Le cinquième volume de la collection Figures musicales du Liban (éditions Geuthner) signée Zeina Saleh Kayali est consacré à Wadia Sabra (1876-1952), le père fondateur de la musique savante libanaise. Il sera présenté au Salon du livre ce lundi 5 novembre, à 17h30, par son auteure, entourée de l’ancien directeur du Conservatoire Walid Moussallem, de la traductrice Dima Rifai et de Carole André-Dessornes, consultante en géopolitique, spécialiste du Proche-Orient et modératrice de cette table ronde, qui sera suivie d’une séance de dédicace.

Wadia Sabra (et non Wadih, car l’auteur a choisi d’orthographier son nom en français comme lui-même le faisait) est un étonnant personnage, précurseur sur un grand nombre de plans : il est le premier Libanais à avoir été se former en France et à avoir appris le langage musical occidental ; le premier Arabe à avoir écrit un hymne national pour l’Empire ottoman ; le fondateur en 1910 de la première école de musique au Liban, qui deviendra, en 1929, le Conservatoire; le premier à composer des opéras sur des livrets en langues arabe et turque ; le premier à avoir fondé une revue musicale, qui hélas ne durera que 4 ans et n’aura pas de successeur ; le premier à avoir fait construire un piano oriental et, enfin, le premier à avoir voulu redorer le blason de la musique arabe.

Catalogue

Wadia Sabra est surtout connu par ses compatriotes pour la composition, en 1927, de « l’hymne national du Grand Liban » (c’est ainsi que la partition originale est libellée de sa main) sur le poème de Rachid Nakhlé Koullouna lil Watan.
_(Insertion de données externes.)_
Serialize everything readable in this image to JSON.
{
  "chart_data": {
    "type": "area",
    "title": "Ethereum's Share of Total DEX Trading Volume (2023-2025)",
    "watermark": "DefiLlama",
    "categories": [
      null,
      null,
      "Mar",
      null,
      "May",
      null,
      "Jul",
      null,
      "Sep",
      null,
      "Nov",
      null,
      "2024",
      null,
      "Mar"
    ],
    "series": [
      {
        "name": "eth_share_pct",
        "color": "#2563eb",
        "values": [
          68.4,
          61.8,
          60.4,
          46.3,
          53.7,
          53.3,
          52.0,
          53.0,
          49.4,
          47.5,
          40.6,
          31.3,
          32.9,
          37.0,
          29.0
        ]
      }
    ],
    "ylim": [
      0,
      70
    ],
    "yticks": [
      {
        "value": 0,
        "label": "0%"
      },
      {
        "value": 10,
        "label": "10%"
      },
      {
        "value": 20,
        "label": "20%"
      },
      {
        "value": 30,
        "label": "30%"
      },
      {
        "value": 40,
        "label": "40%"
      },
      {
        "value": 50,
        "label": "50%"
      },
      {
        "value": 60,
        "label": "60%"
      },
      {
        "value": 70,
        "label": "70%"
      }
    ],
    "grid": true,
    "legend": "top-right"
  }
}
L’œuvre est présentée devant un jury composé de musiciens et d’intellectuels français et libanais et gagne devant de nombreux concurrents, dont le compositeur oublié Mitri al-Mur sur un texte du poète Chebli Mallat. Mais Wadia Sabra est bien plus que le compositeur de l’hymne national, car il a à son actif un impressionnant catalogue composé de mélodies, opéras, pièces pour piano, orchestre, musique sacrée… Aucun enregistrement de ces pièces n’a été retrouvé et l’ouvrage de Zeina Saleh Kayali a l’avantage de proposer une clé USB sur laquelle le pianiste Georges Daccache et la soprano Marie-José Matar ont gravé une vingtaine de minutes de musique totalement inédite.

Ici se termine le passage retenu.